Cerritos College SUR:biennial 2011

SUR:biennial > 2011 > Cerritos

Castillo's artwork outside of old Cerritos College Art Gallery
Castillo, Cityscape, Photomural on Vinyl 17' by 24', 2011 (photo by Nelson Melo).

Castillo 

  Castillo was born in Los Angeles to a Colombian immigrant family - her lineage also includes that of Pilipino,African, Spanish, and Indigenous Colombian, which has had a profound influence on her work as an active artist in her community. She enjoys the exploration of materials and their identity. The definition, purpose, and typical perception of materials inform her work. Presenting materials in a new way that embodies layers of meaning - while not denying their identity – remains a source of fascination for Jane. Her latest work has shifted to the commentary of the history of capitalism and the role it has played in her lineage, specifically the sugar trade in Colombia. More of a tongue in cheek approach, with all the honesty perceived and misperceived as she addresses being a product of it, in more ways than one.

Castillo earned a B.A. from California State University, Fullerton and an M.F.A. from Claremont Graduate University. She has recently exhibited locally at the Skirball Cultural Center, Los Angeles Municipal Art Gallery, California African American Museum, Ontario Museum of History and Art, and MACLA in San Jose. In 2009, she received the City of Los Angeles (C.O.L.A.) Fellowship as well as the Visions from the New California Award.

 

Installation of Karla Diaz's artwork
Karla Diaz, Hip Hop Opera Imaginary: Bucket Brigade part 1, Multi-media Installation, 2011.

Karla Diaz 

Karla Diaz and Mario Ybarra, Jr. are the Co-Founders of Slanguage. Slanguage is an artist group headquartered in Wilmington, California, a harbor area of Los Angeles. Currently, members make artwork, curate exhibitions, coordinate events, and lead art-education workshops. A diverse group at various points in their careers, Slanguage includes teenagers, street artists, and established mid – to late career artists, the majority of whom live and work in the greater Los Angeles area, especially Wilmington.

 

Sculpture by Gustavo Godoy
Gustavo Godoy, Empty Idol (From Empty Idols & Empty Alters Series), Wood and Metal, 8' x 15' x 4', 2011.

Gustavo Godoy 

Gustavo Godoy was born in Ontario, California in 1974.Godoy received his B.A. from the University of California, Santa Barbara, and studied architecture and urban design at the University of California, Los Angeles, before earning his M.F.A. from Vermont College of Fine Art in Montpelier, Vermont. He is currently represented by Honor Fraser Gallery. His work is a series of personal constructions: constructions of form, experience, language, systems, and spaces. These constructions expand on simple real world ideas, in ways that reactivate and complicate the familiar and invite participation and discussion in artistic and academic discourse, as well as with the larger public.

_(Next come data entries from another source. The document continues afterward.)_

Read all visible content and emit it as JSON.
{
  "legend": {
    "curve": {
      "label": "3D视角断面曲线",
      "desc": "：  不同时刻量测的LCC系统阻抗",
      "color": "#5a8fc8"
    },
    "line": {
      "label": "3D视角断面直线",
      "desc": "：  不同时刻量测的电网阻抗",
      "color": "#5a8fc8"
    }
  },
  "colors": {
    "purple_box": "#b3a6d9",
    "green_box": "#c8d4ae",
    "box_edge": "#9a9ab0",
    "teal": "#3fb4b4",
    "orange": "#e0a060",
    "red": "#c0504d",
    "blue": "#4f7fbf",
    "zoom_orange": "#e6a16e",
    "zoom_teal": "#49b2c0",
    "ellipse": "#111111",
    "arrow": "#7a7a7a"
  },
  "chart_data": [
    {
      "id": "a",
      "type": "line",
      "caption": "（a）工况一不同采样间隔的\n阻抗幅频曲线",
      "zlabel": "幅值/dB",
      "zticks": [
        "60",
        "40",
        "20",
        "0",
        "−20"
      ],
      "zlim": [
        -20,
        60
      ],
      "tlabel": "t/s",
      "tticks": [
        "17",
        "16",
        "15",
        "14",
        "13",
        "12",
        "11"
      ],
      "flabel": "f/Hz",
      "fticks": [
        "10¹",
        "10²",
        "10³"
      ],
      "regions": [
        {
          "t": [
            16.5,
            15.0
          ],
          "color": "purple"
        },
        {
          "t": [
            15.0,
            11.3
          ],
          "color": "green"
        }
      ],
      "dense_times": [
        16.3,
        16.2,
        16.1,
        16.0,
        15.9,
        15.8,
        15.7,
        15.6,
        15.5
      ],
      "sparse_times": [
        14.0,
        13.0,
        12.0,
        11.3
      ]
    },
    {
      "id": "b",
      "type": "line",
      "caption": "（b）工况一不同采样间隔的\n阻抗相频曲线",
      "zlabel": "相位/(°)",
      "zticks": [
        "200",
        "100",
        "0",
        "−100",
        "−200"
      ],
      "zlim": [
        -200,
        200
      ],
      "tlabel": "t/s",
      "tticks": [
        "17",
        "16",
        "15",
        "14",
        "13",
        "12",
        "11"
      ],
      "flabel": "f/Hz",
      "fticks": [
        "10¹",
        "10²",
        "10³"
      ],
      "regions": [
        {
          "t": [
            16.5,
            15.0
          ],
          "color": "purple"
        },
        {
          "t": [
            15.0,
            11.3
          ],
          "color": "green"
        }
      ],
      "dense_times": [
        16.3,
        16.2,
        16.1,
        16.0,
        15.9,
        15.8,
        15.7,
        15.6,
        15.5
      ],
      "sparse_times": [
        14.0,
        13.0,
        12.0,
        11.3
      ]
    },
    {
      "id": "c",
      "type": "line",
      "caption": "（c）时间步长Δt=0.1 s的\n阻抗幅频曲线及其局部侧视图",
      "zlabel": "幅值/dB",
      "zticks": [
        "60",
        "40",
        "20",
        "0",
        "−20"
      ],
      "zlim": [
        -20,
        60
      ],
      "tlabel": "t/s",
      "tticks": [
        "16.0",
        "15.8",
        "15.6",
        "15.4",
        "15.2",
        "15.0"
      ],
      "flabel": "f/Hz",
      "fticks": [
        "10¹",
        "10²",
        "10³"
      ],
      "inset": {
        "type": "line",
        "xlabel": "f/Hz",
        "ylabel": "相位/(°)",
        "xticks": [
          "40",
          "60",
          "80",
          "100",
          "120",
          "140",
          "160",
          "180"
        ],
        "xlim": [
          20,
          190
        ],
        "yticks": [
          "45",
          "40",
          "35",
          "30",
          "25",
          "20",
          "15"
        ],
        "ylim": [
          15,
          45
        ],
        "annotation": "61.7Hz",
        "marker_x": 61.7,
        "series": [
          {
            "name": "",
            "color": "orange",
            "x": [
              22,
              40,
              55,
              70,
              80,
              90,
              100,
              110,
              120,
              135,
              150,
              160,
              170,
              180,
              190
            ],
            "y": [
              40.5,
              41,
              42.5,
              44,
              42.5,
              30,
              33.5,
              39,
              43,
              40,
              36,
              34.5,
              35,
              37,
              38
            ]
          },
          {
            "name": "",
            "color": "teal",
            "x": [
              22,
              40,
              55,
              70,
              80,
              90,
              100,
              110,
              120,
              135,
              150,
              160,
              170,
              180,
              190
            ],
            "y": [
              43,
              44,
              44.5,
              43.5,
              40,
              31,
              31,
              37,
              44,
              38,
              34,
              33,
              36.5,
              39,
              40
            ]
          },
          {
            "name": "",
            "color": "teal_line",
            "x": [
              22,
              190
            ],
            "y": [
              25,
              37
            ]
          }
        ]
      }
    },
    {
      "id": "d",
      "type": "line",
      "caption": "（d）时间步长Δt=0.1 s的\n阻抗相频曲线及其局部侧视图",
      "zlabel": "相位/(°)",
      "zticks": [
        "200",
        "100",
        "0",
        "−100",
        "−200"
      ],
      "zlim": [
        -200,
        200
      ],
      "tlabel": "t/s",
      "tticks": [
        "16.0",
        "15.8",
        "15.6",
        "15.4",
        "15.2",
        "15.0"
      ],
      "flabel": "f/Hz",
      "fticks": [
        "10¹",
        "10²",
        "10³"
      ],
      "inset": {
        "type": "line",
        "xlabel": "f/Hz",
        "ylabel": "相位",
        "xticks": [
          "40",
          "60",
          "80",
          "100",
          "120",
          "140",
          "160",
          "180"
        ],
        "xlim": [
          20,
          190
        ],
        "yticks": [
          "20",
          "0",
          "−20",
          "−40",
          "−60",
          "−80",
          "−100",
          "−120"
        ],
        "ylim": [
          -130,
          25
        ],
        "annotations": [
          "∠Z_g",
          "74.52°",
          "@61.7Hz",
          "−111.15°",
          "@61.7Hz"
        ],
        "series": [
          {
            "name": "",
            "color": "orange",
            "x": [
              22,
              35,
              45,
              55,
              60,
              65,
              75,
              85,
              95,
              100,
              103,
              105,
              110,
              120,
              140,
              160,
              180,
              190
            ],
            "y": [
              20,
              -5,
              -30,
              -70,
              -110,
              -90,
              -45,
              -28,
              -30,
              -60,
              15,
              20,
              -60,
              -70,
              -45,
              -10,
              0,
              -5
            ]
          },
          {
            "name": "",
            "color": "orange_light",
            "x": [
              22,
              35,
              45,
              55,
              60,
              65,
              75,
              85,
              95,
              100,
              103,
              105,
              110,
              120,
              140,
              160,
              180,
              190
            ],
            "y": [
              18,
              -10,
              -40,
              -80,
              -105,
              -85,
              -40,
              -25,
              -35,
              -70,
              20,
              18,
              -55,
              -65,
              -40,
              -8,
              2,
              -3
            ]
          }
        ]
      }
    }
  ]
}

In much of his work, he exercise fast-paced, organic construction strategies in interactive pieces that become shaped and expanded by the audience through physical exploration and the artwork’s activation components(i.e. sound, light, ramps). he works toward complicating some of the pragmatic expectations of a material, in favor of a delicate balancing of problem-solving, formal considerations, and everyday, real-world interaction. He is interested in the potential coming to life of these works, placing the viewer in dynamic participatory situations (conceptually and physically) within the activation of the artwork.

It is his hope to construct, challenge, and liberate ideas of art-viewing and art-making, with work that carefully acknowledges the context in which it operates, both in time and place, and specifically speaks to the role of the viewer as activist and audience, in the art space context and within the world at large.

 

Elana Mann film still
Elana Mann, Rise up Singing, Two Channel Video Installation, 2011.

Elana Mann

Elana Mann is an artist based in Los Angeles. Mann’s projects investigate struggles in communication and control within interpersonal, social, and political contexts. Her artwork probes the nature of exchange through a variety of mediums including performance, video and installation in addition to larger discursive and collaborative projects. She has presented work nationally and internationally. She was a recipient of California Community Foundation’s 2009 Visual Arts Fellowship and has published five books.

In her most recent video an Egyptian man climbs a hilltop in Los Angeles and sings the song Die Gedanken Sind Frei (Our Thoughts are Free) in Arabic. This song has been sung in freedom protests all over the world since the 1500’s. In the background of the video you can hear the sounds of Los Angeles: helicopters, cars passing, children playing. This video is played as a loop in the gallery so that the man infinitely ascends and descends the hill.